Ia berujar, 651 orang karyawan tersebut tidak masuk dalam roda organisasi baru di tubuh perusahaan multinasional penghasil minyak dan gas bumi (migas) di Indonesia baik Pulau Sumatra maupun Pulau Kalimantan. Dalam roda organisasi baru Chevron berasal dari Amerika Serikat, cuma membutuhkan pekerja sekitar 4.880 orang dari total karyawan sampai awal tahun ini berjumlah 6.500 orang di Indonesia.
Hingga 30 April 2016, jumlah karyawan Chevron telah berkurang karena terkena pemutusan hubungan kerja 806 orang pekerja, setelah sebelumnya pada 31 Maret lalu 740 orang dari rencana perusahaan mengurangi karyawan sampai 1.600 orang. "Lagi-lagi ini jadi pertanyaan besar bagi kita sebagai serikat buruh di Chevron. Kenapa 651 orang karyawan harus jalani demosi, padahal mereka tidak lakukan kesalahan," ujarnya.

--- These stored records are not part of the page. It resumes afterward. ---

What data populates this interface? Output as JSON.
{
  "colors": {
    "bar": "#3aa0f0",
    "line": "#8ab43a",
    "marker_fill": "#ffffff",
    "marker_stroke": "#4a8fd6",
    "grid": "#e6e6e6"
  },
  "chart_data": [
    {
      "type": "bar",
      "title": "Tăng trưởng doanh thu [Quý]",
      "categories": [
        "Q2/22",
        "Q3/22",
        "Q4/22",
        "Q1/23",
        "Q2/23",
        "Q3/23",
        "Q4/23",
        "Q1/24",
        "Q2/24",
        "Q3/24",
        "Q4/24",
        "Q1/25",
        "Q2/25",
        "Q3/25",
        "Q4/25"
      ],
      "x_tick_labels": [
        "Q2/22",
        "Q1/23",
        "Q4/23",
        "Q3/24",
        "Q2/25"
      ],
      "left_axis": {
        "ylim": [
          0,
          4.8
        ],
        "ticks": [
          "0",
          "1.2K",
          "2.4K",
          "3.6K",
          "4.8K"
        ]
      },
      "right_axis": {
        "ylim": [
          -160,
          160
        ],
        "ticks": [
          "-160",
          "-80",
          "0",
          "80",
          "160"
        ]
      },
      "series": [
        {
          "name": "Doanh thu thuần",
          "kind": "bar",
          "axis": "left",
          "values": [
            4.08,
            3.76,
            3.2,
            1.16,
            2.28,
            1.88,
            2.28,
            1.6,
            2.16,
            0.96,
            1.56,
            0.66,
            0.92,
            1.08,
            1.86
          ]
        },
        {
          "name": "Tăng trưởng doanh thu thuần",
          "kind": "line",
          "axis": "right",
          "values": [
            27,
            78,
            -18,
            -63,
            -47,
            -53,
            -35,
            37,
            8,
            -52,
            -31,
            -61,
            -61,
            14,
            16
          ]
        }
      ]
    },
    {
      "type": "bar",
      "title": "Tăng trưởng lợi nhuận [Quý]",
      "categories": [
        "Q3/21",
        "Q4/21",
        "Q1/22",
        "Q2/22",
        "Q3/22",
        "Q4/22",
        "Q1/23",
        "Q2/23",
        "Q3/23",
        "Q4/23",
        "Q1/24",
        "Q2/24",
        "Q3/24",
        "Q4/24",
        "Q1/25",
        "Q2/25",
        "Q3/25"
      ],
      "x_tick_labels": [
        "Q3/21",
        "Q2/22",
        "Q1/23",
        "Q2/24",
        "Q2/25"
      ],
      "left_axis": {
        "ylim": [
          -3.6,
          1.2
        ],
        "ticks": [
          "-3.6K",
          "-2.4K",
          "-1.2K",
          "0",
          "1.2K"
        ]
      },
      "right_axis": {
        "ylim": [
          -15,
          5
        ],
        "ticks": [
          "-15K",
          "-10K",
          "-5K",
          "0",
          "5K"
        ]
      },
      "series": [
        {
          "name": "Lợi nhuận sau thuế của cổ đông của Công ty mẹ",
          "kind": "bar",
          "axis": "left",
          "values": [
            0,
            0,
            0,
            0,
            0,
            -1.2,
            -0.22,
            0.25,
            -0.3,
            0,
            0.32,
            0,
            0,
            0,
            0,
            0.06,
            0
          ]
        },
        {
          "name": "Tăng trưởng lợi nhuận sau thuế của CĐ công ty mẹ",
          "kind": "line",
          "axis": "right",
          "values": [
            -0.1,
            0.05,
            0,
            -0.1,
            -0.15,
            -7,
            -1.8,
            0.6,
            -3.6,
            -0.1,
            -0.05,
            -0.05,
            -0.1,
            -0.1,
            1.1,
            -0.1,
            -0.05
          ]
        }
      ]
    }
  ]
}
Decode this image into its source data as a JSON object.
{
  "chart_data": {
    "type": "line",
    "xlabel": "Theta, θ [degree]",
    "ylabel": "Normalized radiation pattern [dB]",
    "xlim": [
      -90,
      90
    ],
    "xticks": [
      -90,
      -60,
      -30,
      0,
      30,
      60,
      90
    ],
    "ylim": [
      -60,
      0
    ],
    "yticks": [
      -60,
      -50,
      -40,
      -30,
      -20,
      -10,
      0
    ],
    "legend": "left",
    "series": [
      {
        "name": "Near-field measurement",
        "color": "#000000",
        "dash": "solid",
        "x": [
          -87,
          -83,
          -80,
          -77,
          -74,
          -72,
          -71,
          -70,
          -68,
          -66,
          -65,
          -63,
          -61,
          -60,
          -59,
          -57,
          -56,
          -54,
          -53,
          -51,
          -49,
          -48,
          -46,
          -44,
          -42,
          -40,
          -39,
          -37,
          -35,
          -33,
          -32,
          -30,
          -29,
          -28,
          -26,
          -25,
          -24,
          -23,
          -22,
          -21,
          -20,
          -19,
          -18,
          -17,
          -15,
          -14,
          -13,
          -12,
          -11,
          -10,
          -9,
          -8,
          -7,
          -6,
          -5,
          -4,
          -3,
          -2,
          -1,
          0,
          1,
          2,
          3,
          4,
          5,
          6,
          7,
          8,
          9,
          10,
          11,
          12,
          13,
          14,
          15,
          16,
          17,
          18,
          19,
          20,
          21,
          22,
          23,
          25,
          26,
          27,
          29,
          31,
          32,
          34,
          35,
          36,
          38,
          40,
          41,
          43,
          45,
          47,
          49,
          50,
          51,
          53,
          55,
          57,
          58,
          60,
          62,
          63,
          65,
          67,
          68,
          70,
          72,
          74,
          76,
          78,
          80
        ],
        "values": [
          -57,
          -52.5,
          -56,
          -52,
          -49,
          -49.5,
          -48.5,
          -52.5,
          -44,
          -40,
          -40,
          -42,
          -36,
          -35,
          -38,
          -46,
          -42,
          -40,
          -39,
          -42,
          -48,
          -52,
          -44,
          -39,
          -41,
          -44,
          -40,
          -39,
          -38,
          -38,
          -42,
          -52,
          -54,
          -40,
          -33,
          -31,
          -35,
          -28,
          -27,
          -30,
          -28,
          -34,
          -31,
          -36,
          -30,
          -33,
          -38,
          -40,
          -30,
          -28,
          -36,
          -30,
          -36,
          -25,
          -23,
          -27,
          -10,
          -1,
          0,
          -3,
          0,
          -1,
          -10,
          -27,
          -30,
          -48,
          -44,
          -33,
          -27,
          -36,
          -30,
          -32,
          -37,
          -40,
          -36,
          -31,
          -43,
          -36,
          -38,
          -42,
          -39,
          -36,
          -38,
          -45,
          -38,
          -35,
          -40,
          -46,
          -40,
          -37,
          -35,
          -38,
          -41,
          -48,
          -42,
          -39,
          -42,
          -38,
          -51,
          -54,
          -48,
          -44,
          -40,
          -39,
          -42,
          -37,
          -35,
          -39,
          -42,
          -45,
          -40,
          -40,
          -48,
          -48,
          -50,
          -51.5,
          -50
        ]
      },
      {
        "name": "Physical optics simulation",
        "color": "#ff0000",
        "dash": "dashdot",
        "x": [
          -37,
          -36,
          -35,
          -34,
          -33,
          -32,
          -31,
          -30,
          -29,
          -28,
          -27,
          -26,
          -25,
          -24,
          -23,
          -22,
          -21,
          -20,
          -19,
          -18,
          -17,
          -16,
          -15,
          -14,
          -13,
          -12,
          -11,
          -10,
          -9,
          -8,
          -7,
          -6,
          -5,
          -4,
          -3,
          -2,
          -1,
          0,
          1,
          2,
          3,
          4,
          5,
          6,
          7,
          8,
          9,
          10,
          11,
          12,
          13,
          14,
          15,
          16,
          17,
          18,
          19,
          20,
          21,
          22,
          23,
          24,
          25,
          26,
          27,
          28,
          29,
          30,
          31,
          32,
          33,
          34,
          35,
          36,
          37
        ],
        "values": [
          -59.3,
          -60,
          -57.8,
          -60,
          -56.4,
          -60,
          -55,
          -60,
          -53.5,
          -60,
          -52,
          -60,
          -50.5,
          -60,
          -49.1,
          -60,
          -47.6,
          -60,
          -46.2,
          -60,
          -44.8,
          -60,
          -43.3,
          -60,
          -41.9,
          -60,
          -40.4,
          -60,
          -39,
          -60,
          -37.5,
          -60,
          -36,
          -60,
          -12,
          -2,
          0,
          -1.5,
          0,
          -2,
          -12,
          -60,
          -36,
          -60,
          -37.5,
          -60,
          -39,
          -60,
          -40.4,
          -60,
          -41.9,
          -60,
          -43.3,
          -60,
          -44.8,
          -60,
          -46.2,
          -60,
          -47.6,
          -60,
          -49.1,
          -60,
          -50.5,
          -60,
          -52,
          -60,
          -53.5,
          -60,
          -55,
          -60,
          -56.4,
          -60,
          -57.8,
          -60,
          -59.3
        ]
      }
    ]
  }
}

Biasanya, ujar Nofel, jika seorang karyawan melakukan kesalahan dalam berkerja, maka sesuai dalam perjanjian kerja bersama, boleh diturunkan pangkat atau jabatannya. "Tapi sekarang ini, mereka tidak lakukan kesalahan. Namun Chevron telah bertindak semena-mena dengan membuat demosi seperti sekarang ini. Jadi yang dikorbankan di pihak buruh. Padahal secara informal para pejabat tinggi Chevron telah menyampaikan, tidak ada karyawan yang tidak masuk dalam organisasi kerja baru. Lalu, semua masuk organisasi baru tersebut sesuai dengan kompetensi, jabatan dan pangkat," kata Nofel.
Senior Vice President, Policy, Government, and Public Affairs Chevron Indonesia, Yanto Sianipar sebelumnya mengatakan, perusahaan migas itu kini tengah melakukan kajian terhadap semua model bisnis dan operasi.
"Latar belakangnya bukan hanya karena harga minyak yang rendah, melainkan sejak tahun lalu kami sudah melakukan tinjauan terhadap bisnis dan operasi di lapangan," katanya.